Voorhoeve bekijkt foto’s uit die dagen in de enorme
fabriekshal in Screbrenica waar de moslims naar toe gevlucht waren. Ze hangen
aan de muren van het onttakelde gebouw. Er zijn nog televisiebeelden van het
snoep dat Mladic uitdeelde aan de kinderen, maar dat hij weer terugnam nadat de
camera’s verdwenen waren. Alle Bosnische mannen tussen de zestien en de zestig
dienden zich gereed te houden voor ondervraging, maar werden in bussen afgevoerd
naar plaatsen waar ze, alsof Auschwitz nooit bestaan heeft, koelbloedig werden
vermoord. Voorhoeve bekijkt het monument met de namen (zie foto). Duizend namen staan nog open.
Muhammed Sacirley was de VN ambassadeur van Bosnië en
bestrijdt net als politiek adviseur David Harland de visie van het NIOD dat er
geen voorkennis was van een inval.
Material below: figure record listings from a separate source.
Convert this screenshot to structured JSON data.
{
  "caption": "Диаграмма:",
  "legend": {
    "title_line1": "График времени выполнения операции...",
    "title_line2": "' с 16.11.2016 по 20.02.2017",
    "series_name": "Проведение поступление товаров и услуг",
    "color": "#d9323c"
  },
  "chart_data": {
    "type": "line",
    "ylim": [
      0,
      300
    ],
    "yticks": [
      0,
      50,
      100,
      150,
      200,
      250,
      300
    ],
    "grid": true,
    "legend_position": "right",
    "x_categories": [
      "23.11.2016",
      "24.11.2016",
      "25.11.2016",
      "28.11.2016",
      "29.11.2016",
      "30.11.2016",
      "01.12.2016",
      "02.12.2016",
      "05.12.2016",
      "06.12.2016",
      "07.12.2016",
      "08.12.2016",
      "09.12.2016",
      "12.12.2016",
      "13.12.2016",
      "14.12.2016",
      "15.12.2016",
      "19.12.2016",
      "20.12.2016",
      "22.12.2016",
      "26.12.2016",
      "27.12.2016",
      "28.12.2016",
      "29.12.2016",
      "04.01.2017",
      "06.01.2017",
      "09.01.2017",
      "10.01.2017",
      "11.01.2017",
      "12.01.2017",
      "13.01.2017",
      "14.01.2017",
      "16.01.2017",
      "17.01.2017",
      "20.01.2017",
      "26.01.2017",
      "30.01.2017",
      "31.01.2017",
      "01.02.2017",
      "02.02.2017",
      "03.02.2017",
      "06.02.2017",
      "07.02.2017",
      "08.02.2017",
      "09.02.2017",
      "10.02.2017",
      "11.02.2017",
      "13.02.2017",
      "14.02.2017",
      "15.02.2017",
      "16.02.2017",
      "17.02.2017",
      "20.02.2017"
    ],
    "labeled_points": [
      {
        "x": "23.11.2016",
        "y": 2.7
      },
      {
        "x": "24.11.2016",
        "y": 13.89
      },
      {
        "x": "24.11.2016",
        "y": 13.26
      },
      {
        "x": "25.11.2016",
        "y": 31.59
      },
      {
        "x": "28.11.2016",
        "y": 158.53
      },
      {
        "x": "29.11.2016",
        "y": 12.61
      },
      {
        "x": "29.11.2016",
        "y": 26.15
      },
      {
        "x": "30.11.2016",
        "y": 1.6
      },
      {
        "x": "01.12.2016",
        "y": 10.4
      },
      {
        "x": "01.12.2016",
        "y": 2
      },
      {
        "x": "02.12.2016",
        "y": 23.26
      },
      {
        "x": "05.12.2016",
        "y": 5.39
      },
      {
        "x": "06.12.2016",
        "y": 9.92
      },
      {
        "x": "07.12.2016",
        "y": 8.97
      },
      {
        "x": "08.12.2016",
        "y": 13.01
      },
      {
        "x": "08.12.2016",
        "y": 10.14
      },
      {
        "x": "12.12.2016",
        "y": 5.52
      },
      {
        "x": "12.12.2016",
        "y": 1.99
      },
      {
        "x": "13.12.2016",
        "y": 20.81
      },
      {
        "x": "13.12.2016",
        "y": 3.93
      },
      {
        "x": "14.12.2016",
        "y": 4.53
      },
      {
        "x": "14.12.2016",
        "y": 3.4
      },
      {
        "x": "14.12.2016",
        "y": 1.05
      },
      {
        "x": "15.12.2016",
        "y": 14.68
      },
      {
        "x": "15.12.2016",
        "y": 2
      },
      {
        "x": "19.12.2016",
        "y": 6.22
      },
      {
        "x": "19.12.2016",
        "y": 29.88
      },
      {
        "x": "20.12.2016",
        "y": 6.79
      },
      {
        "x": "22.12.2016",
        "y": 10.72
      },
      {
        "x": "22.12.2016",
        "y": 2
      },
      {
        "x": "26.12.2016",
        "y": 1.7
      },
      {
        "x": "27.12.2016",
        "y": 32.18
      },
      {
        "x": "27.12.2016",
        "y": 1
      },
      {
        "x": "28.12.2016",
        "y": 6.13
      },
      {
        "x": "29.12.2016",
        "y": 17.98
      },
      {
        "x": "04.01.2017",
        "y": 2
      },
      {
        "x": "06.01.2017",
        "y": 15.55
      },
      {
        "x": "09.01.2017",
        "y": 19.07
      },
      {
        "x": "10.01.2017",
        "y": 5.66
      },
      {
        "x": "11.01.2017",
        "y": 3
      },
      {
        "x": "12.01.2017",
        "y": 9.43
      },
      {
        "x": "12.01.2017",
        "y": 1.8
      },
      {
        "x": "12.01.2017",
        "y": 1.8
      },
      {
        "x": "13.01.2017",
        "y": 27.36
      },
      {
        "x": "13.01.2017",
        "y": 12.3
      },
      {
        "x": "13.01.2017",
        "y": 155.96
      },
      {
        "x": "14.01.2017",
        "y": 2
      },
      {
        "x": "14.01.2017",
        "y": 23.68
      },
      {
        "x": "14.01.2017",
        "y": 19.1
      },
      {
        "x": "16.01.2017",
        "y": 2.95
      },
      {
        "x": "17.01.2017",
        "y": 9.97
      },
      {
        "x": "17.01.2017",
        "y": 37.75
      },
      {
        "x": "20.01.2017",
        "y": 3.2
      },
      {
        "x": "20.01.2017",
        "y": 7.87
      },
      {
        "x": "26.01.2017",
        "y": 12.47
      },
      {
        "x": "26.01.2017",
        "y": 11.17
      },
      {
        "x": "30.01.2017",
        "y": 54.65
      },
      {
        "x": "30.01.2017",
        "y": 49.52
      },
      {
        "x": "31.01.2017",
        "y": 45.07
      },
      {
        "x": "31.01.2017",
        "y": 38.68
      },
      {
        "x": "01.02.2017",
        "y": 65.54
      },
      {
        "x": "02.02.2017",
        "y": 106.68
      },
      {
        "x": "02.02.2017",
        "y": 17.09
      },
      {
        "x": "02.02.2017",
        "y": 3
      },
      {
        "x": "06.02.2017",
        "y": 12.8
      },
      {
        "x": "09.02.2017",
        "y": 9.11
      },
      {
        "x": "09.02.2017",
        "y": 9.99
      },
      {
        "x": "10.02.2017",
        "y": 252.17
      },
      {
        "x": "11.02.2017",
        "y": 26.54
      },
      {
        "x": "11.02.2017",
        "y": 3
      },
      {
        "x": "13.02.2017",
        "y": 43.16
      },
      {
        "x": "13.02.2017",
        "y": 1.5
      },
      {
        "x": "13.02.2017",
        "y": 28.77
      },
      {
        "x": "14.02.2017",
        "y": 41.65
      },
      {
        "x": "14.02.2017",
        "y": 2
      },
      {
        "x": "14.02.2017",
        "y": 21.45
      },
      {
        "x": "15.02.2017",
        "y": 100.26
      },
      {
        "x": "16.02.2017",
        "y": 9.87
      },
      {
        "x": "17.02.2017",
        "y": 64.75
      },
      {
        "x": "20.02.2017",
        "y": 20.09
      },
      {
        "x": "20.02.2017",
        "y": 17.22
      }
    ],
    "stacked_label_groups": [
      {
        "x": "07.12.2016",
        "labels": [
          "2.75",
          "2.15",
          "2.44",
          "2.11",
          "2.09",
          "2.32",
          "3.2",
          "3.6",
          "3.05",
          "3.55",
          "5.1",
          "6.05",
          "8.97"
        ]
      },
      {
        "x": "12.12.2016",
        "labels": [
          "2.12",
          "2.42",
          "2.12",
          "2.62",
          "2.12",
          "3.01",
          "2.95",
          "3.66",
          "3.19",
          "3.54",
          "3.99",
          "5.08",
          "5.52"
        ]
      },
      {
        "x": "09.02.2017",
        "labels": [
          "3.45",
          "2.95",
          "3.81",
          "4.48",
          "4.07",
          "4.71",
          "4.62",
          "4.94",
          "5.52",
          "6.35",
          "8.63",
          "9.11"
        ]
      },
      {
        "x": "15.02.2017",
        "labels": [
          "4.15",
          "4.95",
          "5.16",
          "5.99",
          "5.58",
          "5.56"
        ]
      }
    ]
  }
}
Uit de onlangs openbaar gemaakte stukken van
de veiligheidsdiensten en het Witte Huis blijkt duidelijk dat die voorkennis er
wel was. Men vond de enclaves erg kwetsbaar. Sandy Berger, het hoofd van de
veiligheidsdiensten, probeert de Amerikaanse opstelling goed te praten.
De Nederlandse kolonel Charles Brantz zag met eigen ogen dat
de Serviërs een aanval voorbereidden. Voorhoeve wist via diplomatieke kanalen dat
twee bondgenoten van een inval op de hoogte waren en besprak zijn ongerustheid
tijdens een vergadering van ministers in Parijs, maar daar bleef het
angstwekkend stil. De Verenigde Naties wilde de troepen terugtrekken omdat Britse
en Franse blauwhelmen gegijzeld werden. De Amerikaanse diplomaat Richard
Holbrooke was tegen, maar het Witte Huis zette door. Berger, die schoorvoetend
toegeeft dat het achteraf misschien geen goed besluit is geweest, meende dat de
bondgenoten wel daarover geïnformeerd waren, maar Voorhoeve wist nergens van. Over
de humanitaire nachtmerrie deed de Verenigde Staten het zwijgen toe. De
documenten daarover zijn weg gelakt en Berger vindt dat hij wel genoeg heeft
gezegd. Over zijn op schrift gestelde opvatting dat de Bosniërs flexibeler moesten
zijn, geeft hij geen antwoord meer.
Het NIOD houdt vast aan de stelling dat er geen voorkennis
was. Sacirley vindt dat Nederland opheldering moet eisen van de Amerikanen. Volgens
Voorhoeve was er geen sprake van noodlot maar een weldoordachte politieke
beslissing, waarvan vele Bosniërs en enkele Nederlanders de dupe werden.